Dave Watson has earned his stripes when it comes to designing and building bakeries. For nearly 40 years in the food industry, he’s seen it all, from good and bad startups and great planning to the lack of it.

Currently an expert in food, bakery and snacks engineering at The Austin Co., Mr. Watson gained his expertise from his experience at Pepperidge Farm and Campbell Soup Co. There he started as an engineer of project, then managed the design and construction of Pepperidge Farm. flagship factory in Denver, Penn., which opened in the early 1990s with robotics and other advanced technologies at the time.

During the International Baking Industry Exposition (IBIE) 2022, he will share his experience during his presentation: Designed for Success – Making the Right Choices for Your Bakery, which will be held on Saturday, September 17 at 8:30 am and Sunday, September 18. , at 11 o’clock

“This presentation will help identify the pitfalls and issues that have created bad projects and help give bakers of all sizes a much more successful project,” he said.

An active member of numerous baking industry associations, Mr. Watson is currently a member of the IBIE committee, having served there since 2010.

Dave Watson, The Austin Co.
Source: Dave Watson

Looking back on your career, how has technology changed over time?

If you go back to the late 1980s when Pepperidge Farm was growing, the technology wasn’t where it is today. We were pushing the technology beyond what it could offer at the time. Because of this, it created a lot of problems to run the plant. Today, systems, controls and robotics have gone much further. They are much easier to set up, maintain and use. Employees become more computer literate and adopt technology more quickly. This is a major change from then to now.

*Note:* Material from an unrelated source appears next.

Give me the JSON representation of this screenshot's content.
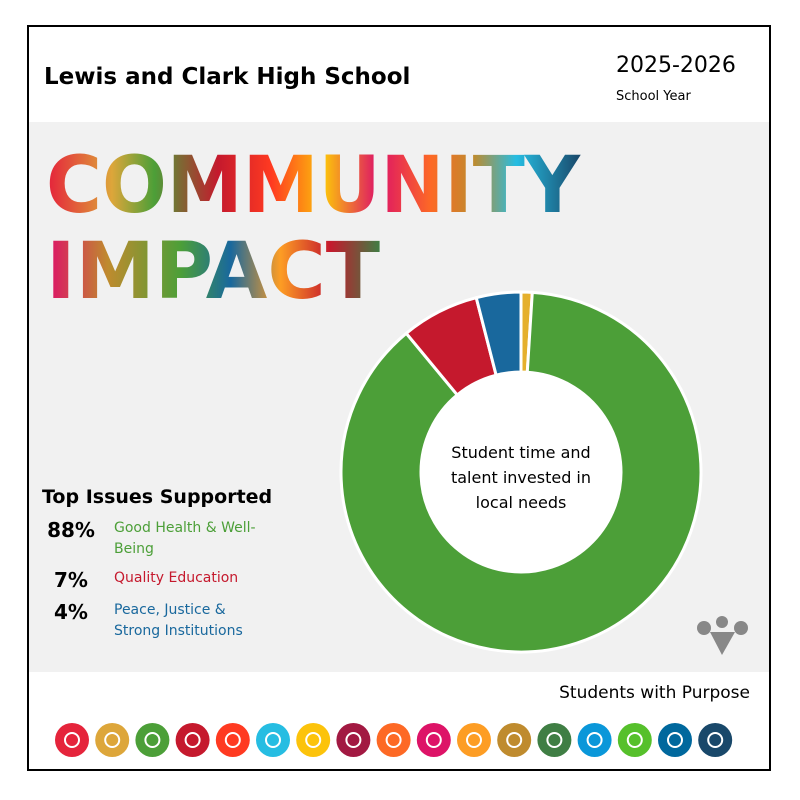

How have the construction and design of bakeries improved?

In the 1980s, bakery facilities had to be built with precast concrete to create a truly sanitary environment. Today, with insulated metal panels, you get a more cost-effective project with materials that are much easier to clean and maintain. There is also more emphasis on people’s comfort than in the past. The ability to hire and retain a workforce has put more emphasis on employee comfort, whether that means paying more attention to air conditioning areas and more break rooms. . We are also preparing for the operation to further space people out just in case we have a resurgence of COVID and to make employees feel safer. It’s something we didn’t think about 20 years ago.

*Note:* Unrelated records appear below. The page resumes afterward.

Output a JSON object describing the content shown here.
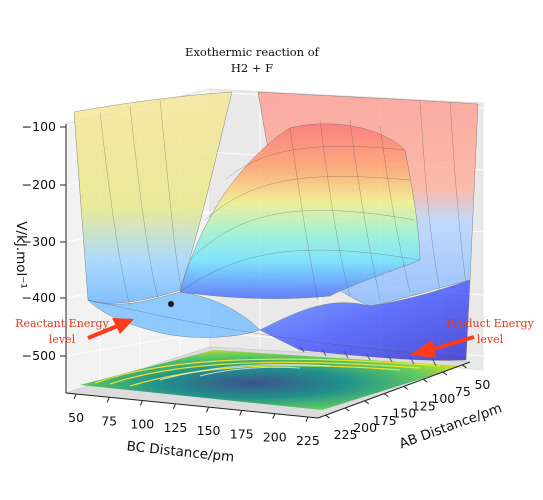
{
  "chart_data": {
    "type": "surface3d",
    "title": [
      "Exothermic reaction of",
      "H2 + F"
    ],
    "zlabel": "V/kJ.mol⁻¹",
    "xlabel": "BC Distance/pm",
    "ylabel": "AB Distance/pm",
    "z_ticks": [
      "−100",
      "−200",
      "−300",
      "−400",
      "−500"
    ],
    "bc_ticks": [
      "50",
      "75",
      "100",
      "125",
      "150",
      "175",
      "200",
      "225"
    ],
    "ab_ticks": [
      "50",
      "75",
      "100",
      "125",
      "150",
      "175",
      "200",
      "225"
    ],
    "zlim": [
      -560,
      -80
    ],
    "reactant_level": -420,
    "product_level": -560,
    "surface_colormap": [
      "#2b2bd6",
      "#3f78ff",
      "#46c8ff",
      "#7bf3d4",
      "#c7f59a",
      "#f5e27a",
      "#ffb067",
      "#ff7a6b",
      "#ff6161"
    ],
    "contour_colormap": [
      "#440154",
      "#3b528b",
      "#21918c",
      "#5ec962",
      "#fde725"
    ],
    "annotations": [
      {
        "text": [
          "Reactant Energy",
          "level"
        ],
        "color": "#e03a1e"
      },
      {
        "text": [
          "Product Energy",
          "level"
        ],
        "color": "#e03a1e"
      }
    ],
    "marker": {
      "label": "",
      "z": -420
    }
  }
}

Which is more difficult: expanding or renovating a factory or building a new one?

They all have their challenges. When expanding, you need to keep your existing lines running, which puts more emphasis on coordinating the business, so you don’t have contractors in your bakery where you make products. At the same time, you must maintain a tight construction schedule. Coordination between the bakery and external contractors is extremely critical. You don’t want food safety issues like introducing dust to your production area. You need a strong focus between maintaining your existing operations and expanding. In open-field factories, the challenges mean that resources are stretched. Your future leaders may take care of the design and start-up, but you may no longer focus on maintaining your existing operations. I’ve seen many times when resources are overstretched and the efficiency of existing operations drops because it’s so much more fun to be involved in a brand new plant.

What new technology do you expect to see at IBIE?

We are going to see more technologies like automated guided vehicles, artificial intelligence or collaborative robotics. These are going to play a bigger role in the bakeries of the future. The IBIE also allows bakers to get to know leading American and international companies in their respective technologies. It will help people in five years to determine where they want to go long term with their facilities.

How do you approach the IBIE as a bakery engineer?

I always strive for a focused visit with enough time to meet with vendors on short to medium term products, while allowing enough time to look at the technology from a longer term perspective. At IBIE, we’re going to see the latest technologies that not everyone is ready for, but which will help you as a baker plan for the future.